Countries are making progress in implementing the Code of Conduct for Responsible Fisheries, which is now 15 years old, but still extremely relevant. However, additional efforts are needed, declared participants at the close of the 29th session of the FAO Committee on Fisheries.
The Committee, the only global intergovernmental forum to examine and address major challenges facing fisheries and aquaculture, said that the Code’s principles must be more widely included in national policy, legislation and implementation.
It encouraged a broader application of the ecosystem approach to fisheries and aquaculture, requesting that FAO provide countries with technical assistance, especially for the problems confronting the world’s small-scale fisheries, including inland fisheries.
This was one of the largest Committee meetings, attended by 565 participants, including 115 Member States, specialised UN agencies and observers from over 70 intergovernmental and international non-governmental organisations.
“The Committee on Fisheries is a unique international meeting where delegates can discuss the most pressing issues confronting fisheries and aquaculture and make the most appropriate decisions. The increasing number of participants attests to its importance in the global arena,” said Mohammed Pourkazemi, Chairperson of the meeting.
The Committee recognised that illegal, unreported and unregulated (IUU) fishing is a major global threat to long-term sustainable fisheries, particularly to developing countries. Noting the adoption of the 2009 FAO Agreement on Port State Measures, the Committee agreed that port state measures are a powerful and cost-effective tool in combating IUU fishing and welcomed the forthcoming FAO Technical Consultation on Flag State Performance.
It also gave its support to the development of a global record of fishing vessels – an online database to provide vessel-related information on fishing and support vessels – as another useful tool in the fight against illegal, unreported and unregulated (IUU) fishing.

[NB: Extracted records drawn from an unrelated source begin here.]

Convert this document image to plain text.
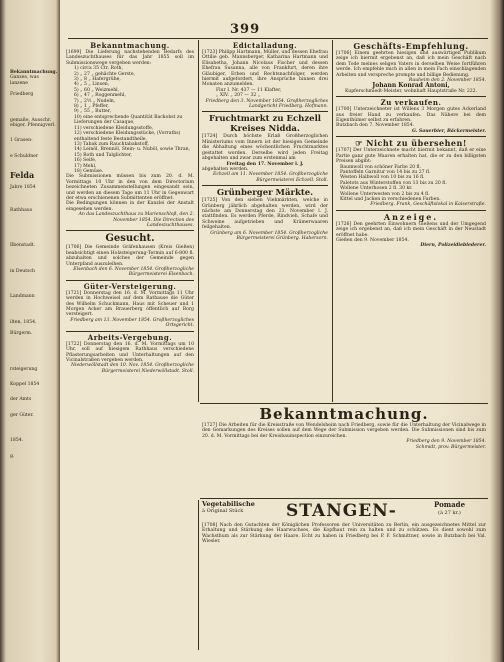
Bekanntmachung.
Ganzes, was
lanzene
Friedberg
gemaße, Ausschr.
ebiger, Pfennigverl.
1 Grasen-
e Schuldner
Felda
Jahre 1854
Rathhaus
Ilbenstadt.
in Deutsch
Landmann
ilten, 1854.
Bürgerm.
rsteigerung
Koppel 1854
der Amts
ger Güter.
1854.
g.
399
Bekanntmachung.
[1699] Die Lieferung nachstehenden Bedarfs des Landeszuchthauses für das Jahr 1855 soll im Submissionswege vergeben werden:
1) circa 35 Ctr. Roth,
2) „ 27 „ gehächte Gerste,
3) „ 8 „ Hafergrühe,
4) „ 5 „ Linsen,
5) „ 60 „ Weizmehl,
6) „ 47 „ Roggenmehl,
7) „ 2½ „ Nudeln,
8) „ 1 „ Pfeffer,
9) „ 55 „ Butter,
10) eine entsprechende Quantität Backobst zu Lieferungen der Casaque,
11) verschiedene Kleidungsstoffe,
12) verschiedene Kleidungsstücke, (Vorraths) enthaltend feste Bestandtheile,
13) Tabak zum Rauchtabakstoff,
14) Leinöl, Brennöl, Stein- u. Nuböl, sowie Thran,
15) Roth und Talglichter,
16) Seife,
17) Mehl,
18) Gemüse.
Die Submissionen müssen bis zum 20. d. M. Vormittags 10 Uhr in den von dem Directorium bezeichneten Zusammenstellungen eingesandt sein, und werden an diesem Tage um 11 Uhr in Gegenwart der etwa erschienenen Submittenten eröffnet.
Die Bedingungen können in der Kanzlei der Anstalt eingesehen werden.
An das Landeszuchthaus zu Marienschloß, den 2. November 1854. Die Direction des Landeszuchthauses.
Gesucht.
[1706] Die Gemeinde Gräfenhausen (Kreis Gießen) beabsichtigt einen Holzsteigerung-Termin auf 6-800 fl. abzuhalten und solches der Gemeinde gegen Unterpfand auszuleihen.
Elsenbach den 6. November 1854. Großherzogliche Bürgermeisterei Elsenbach.
Güter-Versteigerung.
[1721] Donnerstag den 16. d. M. Vormittags 11 Uhr werden in Hochweisel auf dem Rathause die Güter des Wilhelm Schuckmann, Haus mit Scheuer und 1 Morgen Acker am Brauerberg öffentlich auf Borg versteigert.
Friedberg am 13. November 1854. Großherzogliches Ortsgericht.
Arbeits-Vergebung.
[1722] Donnerstag den 16. d. M. Vormittags um 10 Uhr, soll auf hiesigem Rathhaus verschiedene Pflasterungsarbeiten und Unterhaltungen auf den Vicinalstraßen vergeben werden.
Niederwöllstadt den 10. Nov. 1854. Großherzogliche Bürgermeisterei Niederwöllstadt. Stoll.
Edictalladung.
[1723] Philipp Hartmann, Müller, und dessen Ehefrau Ottilie geb. Mannsberger, Katharina Hartmann und Elisabetha, Johann Nicolaus Fischer und dessen Ehefrau Susanna, alle von Frankfurt, deren ihre Gläubiger, Erben und Rechtsnachfolger, werden hiermit aufgefordert, ihre Ansprüche binnen drei Monaten anzumelden.
Flur I. Nr. 437 — 11 Klafter,
„ XIV. „ 207 — 32 „
Friedberg den 3. November 1854. Großherzogliches Landgericht Friedberg. Hofmann.
Fruchtmarkt zu Echzell
Kreises Nidda.
[1724] Durch höchste Erlaß Großherzoglichen Ministeriums vom Innern ist der hiesigen Gemeinde die Abhaltung eines wöchentlichen Fruchtmarktes gestattet worden. Derselbe wird jeden Freitag abgehalten und zwar zum erstenmal am
Freitag den 17. November l. J.
abgehalten werden.
Echzell am 11. November 1854. Großherzogliche Bürgermeisterei Echzell. Stoll.
Grünberger Märkte.
[1725] Von den sieben Viehmärkten, welche in Grünberg jährlich abgehalten werden, wird der nächste am Donnerstag den 23. November l. J. stattfinden. Es werden Pferde, Rindvieh, Schafe und Schweine aufgetrieben und Krämerwaaren feilgehalten.
Grünberg am 6. November 1854. Großherzogliche Bürgermeisterei Grünberg. Habersorn.
Geschäfts-Empfehlung.
[1706] Einem geehrten hiesigen und auswärtigen Publikum zeige ich hiermit ergebenst an, daß ich mein Geschäft nach dem Tode meines seligen Vaters in derselben Weise fortführen werde. Ich empfehle mich in allen in mein Fach einschlagenden Arbeiten und verspreche prompte und billige Bedienung.
Rauheim den 2. November 1854.
Johann Konrad Antoni,
Kupferschmiedt-Meister, wohnhaft Hauptstraße Nr. 222.
Zu verkaufen.
[1700] Unterzeichneter ist Willens 3 Morgen gutes Ackerland aus freier Hand zu verkaufen. Das Nähere bei dem Eigenthümer selbst zu erfahren.
Butzbach den 7. November 1854.
G. Sauerbier, Bäckermeister.
☞ Nicht zu übersehen!
[1707] Der Unterzeichnete macht hiermit bekannt, daß er eine Partie ganz gute Waaren erhalten hat, die er zu den billigsten Preisen abgibt:
Baumwoll von schöner Farbe 20 fl.
Pantoffeln Garnitur von 14 bis zu 27 fl.
Westen Halbwoll von 10 bis zu 16 fl.
Paletots aus Winterstoffen von 13 bis zu 20 fl.
Wollene Unterhosen 2 fl. 30 kr.
Wollene Unterwesten von 2 bis zu 4 fl.
Kittel und Jacken in verschiedenen Farben.
Friedberg. Frank, Geschäftslokal in Kaiserstraße.
Anzeige.
[1726] Den geehrten Einwohnern Gießens und der Umgegend zeige ich ergebenst an, daß ich mein Geschäft in der Neustadt eröffnet habe.
Gießen den 9. November 1854.
Diern, Polizeidieblederer.
Bekanntmachung.
[1727] Die Arbeiten für die Kreisstraße von Wendelsheim nach Friedberg, sowie für die Unterhaltung der Vicinalwege in den Gemarkungen des Kreises sollen auf dem Wege der Submission vergeben werden. Die Submissionen sind bis zum 20. d. M. Vormittags bei der Kreisbauinspection einzureichen.
Friedberg den 9. November 1854.
Schmidt, prov. Bürgermeister.
Vegetabilische
à Original Stück	STANGEN-	Pomade
(à 27 kr.)
[1708] Nach den Gutachten der Königlichen Professoren der Universitäten zu Berlin, ein ausgezeichnetes Mittel zur Erhaltung und Stärkung des Haarwuchses, die Kopfhaut rein zu halten und zu schützen. Es dient sowohl zum Wachsthum als zur Stärkung der Haare. Echt zu haben in Friedberg bei P. F. Schmittner, sowie in Butzbach bei Val. Wiesler.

During its week-long meeting, the Committee also adopted three sets of guidelines - on aquaculture certification, on the eco-labelling of fish and fishery product from inland capture fisheries, and on by-catch management and reduction of discards. Noting the important role of small-scale fisheries, which provides livelihoods for over 540 million people, the Committee asked FAO to prepare guidelines on small-scale fisheries, focusing on the needs of developing countries and complementing the Code.
Members also asked FAO to prepare a report on the extent of the implementation of the 1999 International Plan of Action for the Conservation and Management of Sharks.
Aquaculture, acknowledged by the meeting as a key contributor to future food and nutrition security and for its overall benefits to social and economic well-being, needs better management to ensure sustainable and responsible growth. Regarding climate change, the Committee told FAO to raise awareness of the role of fisheries and aquaculture in ensuring food and nutritional security and how climate change could affect this relationship.
The Committee also endorsed the reports of the two intersessional Sub-Committee meetings on aquaculture and trade and discussed the programme of work for FAO’s Fisheries and Aquaculture Department. The 30th session of COFI will take place in July 2012.